The path to rebranding the Lightning was littered with discarded sketches for jersey and crest designs, cashiered concepts for remaking the team’s image and weekly speakerphone conferences between New York and Florida to hash it all out.
It ultimately led to a simple blue-and-white uniform: a clean design redolent of the N.H.L.’s Original Six. Tampa Bay’s uniform is only the third in the league to use just two colors, after the Toronto Maple Leafs and the Detroit Red Wings.
Speaking of which, Tim Vickery made a great point on the World Football Phone-in a few weeks ago regarding coverage of futbol in Brazil and the point applies to the NHL. He was talking about the discussions in England regarding whether the new tenant of the London Olympic Stadium, either Spurs or West Ham, will tear out the track when one of the clubs moves in after the Olympics. In the process of making the point that having a running track kills the atmosphere for a match, he said that Brazilian TV companies can't get enough of the English Premier League in large part because the atmosphere is so good. The fans are screaming and singing the whole time and significantly, they are close to the action, so the cameras can pick up the facial reactions of the fans when goals go in.

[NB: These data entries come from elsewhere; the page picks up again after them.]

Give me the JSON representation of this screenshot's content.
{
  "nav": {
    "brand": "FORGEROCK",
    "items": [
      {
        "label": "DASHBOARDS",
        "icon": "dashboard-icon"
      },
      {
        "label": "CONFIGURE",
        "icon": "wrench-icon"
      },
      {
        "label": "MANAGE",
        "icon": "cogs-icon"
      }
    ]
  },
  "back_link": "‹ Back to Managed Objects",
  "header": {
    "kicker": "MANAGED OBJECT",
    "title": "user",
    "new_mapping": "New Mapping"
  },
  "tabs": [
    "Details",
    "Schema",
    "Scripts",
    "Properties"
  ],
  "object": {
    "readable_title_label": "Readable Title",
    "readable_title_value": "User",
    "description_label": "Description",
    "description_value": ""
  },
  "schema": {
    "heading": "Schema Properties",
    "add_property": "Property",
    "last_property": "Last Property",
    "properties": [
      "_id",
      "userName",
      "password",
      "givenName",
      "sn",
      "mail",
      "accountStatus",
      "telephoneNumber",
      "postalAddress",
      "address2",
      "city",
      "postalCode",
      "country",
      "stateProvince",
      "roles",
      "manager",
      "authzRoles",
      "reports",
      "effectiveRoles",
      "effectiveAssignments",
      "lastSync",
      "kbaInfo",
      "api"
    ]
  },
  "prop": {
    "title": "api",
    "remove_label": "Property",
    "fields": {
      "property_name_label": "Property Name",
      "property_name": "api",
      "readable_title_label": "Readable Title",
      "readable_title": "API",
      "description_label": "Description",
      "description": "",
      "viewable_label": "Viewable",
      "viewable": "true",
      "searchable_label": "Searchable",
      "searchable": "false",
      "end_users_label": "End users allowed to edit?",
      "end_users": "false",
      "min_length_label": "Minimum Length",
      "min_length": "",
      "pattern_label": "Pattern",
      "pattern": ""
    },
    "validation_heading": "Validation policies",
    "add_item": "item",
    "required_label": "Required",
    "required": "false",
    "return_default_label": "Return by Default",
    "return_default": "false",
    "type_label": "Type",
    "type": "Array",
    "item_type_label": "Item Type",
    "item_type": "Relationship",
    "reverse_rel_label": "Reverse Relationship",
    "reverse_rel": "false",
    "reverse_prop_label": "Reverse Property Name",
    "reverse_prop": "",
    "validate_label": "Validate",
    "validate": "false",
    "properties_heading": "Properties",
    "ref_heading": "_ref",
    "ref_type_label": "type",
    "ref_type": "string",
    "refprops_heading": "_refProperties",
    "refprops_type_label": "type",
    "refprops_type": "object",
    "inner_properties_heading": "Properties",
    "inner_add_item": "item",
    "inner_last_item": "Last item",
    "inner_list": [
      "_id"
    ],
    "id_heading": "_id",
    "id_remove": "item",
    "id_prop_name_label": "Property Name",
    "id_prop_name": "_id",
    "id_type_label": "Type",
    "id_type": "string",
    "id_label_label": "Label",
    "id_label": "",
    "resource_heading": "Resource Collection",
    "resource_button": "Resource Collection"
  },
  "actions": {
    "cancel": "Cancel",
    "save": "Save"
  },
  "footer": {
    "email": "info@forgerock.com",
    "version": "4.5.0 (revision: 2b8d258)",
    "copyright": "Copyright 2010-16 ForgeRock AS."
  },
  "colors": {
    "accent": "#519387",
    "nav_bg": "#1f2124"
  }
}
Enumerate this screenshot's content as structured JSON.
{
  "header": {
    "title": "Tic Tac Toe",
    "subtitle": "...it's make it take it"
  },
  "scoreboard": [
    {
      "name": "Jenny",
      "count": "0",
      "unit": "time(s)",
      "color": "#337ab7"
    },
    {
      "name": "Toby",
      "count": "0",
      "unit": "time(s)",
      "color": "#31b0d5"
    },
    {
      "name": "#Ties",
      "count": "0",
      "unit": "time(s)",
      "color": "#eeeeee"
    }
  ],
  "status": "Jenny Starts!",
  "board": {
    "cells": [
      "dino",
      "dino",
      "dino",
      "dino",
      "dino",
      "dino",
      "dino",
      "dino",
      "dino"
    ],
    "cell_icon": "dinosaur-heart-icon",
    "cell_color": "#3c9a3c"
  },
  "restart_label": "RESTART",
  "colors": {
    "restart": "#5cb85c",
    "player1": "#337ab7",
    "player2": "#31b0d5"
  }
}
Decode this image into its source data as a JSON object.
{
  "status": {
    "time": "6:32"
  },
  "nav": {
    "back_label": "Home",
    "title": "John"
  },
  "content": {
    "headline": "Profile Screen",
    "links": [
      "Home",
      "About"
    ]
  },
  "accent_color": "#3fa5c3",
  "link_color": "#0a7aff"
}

Vickery's point has applicability to the NHL, specifically as an illustration of yet another way in which Gary Bettman has got things all wrong. He expanded hockey throughout the Sunbelt because of the size of the markets here. In the process of doing so, he reduced the value of the NHL as a TV property. Hockey already struggles on TV because it's hard to follow the puck. The sport needs to make up for this shortcoming in other ways. One such way is passion from the fans. Hockey fans tend to be screamers, especially in places where the game has deep roots. Leaving aside the fact that I live in Atlanta and want our city to have an NHL team, what is going to be more appealing to an average viewer: a playoff game in a beautiful, but somewhat sterile arena in Atlanta or Nashville or the same game played in front of crazy fans who live and breathe the game in Quebec City or Winnipeg? The NHL already has something of a spectacle problem by virtue of iconic franchises leaving their great old arenas for new, less interesting venues. (Chicago, Montreal, Toronto, and Boston all come to mind; Hockey Night in Canada just isn't the same without Maple Leaf Gardens. Now, if you'll excuse me, there are some kids on my lawn who require shooing.) The league adds to the problem by moving its product outside of its sweet spot.